The first issue has to do with the heading tags. In Markdown tables, each row has to be on one line. The markdown heading syntax expects the pound signs to be at the beginning of the line, followed by a space and the text to go in the heading, followed by a line break. Since the pound signs aren't at the beginning of the line and there is no line break after, they are rendered as is. We could potentially solve this with a heading shortcode that takes an int parameter to define which size heading to use.

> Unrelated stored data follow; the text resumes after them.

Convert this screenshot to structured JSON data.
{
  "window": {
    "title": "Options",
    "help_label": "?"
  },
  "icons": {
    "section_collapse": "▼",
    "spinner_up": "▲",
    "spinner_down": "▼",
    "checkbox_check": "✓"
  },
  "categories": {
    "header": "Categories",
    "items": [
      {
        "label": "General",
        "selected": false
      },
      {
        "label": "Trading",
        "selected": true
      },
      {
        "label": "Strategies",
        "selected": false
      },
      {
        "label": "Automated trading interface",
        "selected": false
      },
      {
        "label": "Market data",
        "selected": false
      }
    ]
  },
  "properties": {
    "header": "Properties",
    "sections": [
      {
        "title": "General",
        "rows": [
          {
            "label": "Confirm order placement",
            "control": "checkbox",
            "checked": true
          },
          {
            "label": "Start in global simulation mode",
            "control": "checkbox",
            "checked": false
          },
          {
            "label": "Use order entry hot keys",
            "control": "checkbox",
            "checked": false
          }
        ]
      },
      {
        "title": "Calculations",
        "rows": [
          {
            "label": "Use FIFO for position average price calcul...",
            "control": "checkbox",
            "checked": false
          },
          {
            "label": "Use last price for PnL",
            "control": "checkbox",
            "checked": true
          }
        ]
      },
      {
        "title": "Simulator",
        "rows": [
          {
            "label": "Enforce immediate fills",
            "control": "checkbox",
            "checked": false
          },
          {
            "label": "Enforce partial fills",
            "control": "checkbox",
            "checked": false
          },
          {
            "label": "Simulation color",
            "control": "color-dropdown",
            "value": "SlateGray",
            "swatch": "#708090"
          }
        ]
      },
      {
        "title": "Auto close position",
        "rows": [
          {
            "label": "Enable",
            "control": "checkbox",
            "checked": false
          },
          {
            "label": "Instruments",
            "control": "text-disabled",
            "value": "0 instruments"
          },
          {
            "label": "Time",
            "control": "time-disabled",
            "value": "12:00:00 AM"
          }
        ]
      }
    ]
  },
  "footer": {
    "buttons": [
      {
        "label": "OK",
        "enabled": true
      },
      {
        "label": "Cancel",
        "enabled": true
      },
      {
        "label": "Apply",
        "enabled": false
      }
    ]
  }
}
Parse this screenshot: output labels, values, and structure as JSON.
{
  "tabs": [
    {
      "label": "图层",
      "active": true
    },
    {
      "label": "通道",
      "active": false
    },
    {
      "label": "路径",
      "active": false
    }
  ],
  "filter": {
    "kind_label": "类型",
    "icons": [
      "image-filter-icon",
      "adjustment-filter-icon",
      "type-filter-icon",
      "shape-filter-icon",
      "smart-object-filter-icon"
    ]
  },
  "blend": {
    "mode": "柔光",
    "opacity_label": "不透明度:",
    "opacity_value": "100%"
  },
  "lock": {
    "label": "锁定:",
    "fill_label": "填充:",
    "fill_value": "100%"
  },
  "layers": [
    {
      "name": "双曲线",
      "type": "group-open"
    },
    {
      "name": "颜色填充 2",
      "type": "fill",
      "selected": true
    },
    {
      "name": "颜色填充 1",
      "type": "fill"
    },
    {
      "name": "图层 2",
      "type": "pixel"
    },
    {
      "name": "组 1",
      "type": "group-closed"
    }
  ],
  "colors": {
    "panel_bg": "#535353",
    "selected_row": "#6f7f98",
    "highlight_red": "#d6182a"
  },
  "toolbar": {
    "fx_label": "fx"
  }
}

The second issue has to do with italic formatting. Some of these are rendering properly, and some aren't. If we look at the word "Copenhagen" in row C5, it is properly Italicized. to italicize a word or phrase, there needs to be an underscore on either side of the text to be formatted:

| C5 | Michael Ouellette (Lecturer in Theater Arts) | On Michael Frayn's _Copenhagen_ | &nbsp; |

Some of the italics that are not rendering properly have to do with a line break shortcode being butted up directly against one of the underscores. To fix that, I'll need to make a PR that will ensure that doesn't happen. There are some other examples though where poor HTML formatting has resulted in the Markdown being generated strangely, for example: Lukas Foss, T_ime Cycle_{{< br >}}{{< br >}}. If you look at the original OCW page, you'll see that this is the HTML that renders that part of the table:

image

So, in this case the original data should be edited to fix the mistake. A valid representation of italics in markdown should have the underscores on either side of the phrase, and the only characters allowed to be next to those underscores are spaces and other punctuation. Alpha numeric characters directly adjacent to the opening or closing underscores will cause it to break.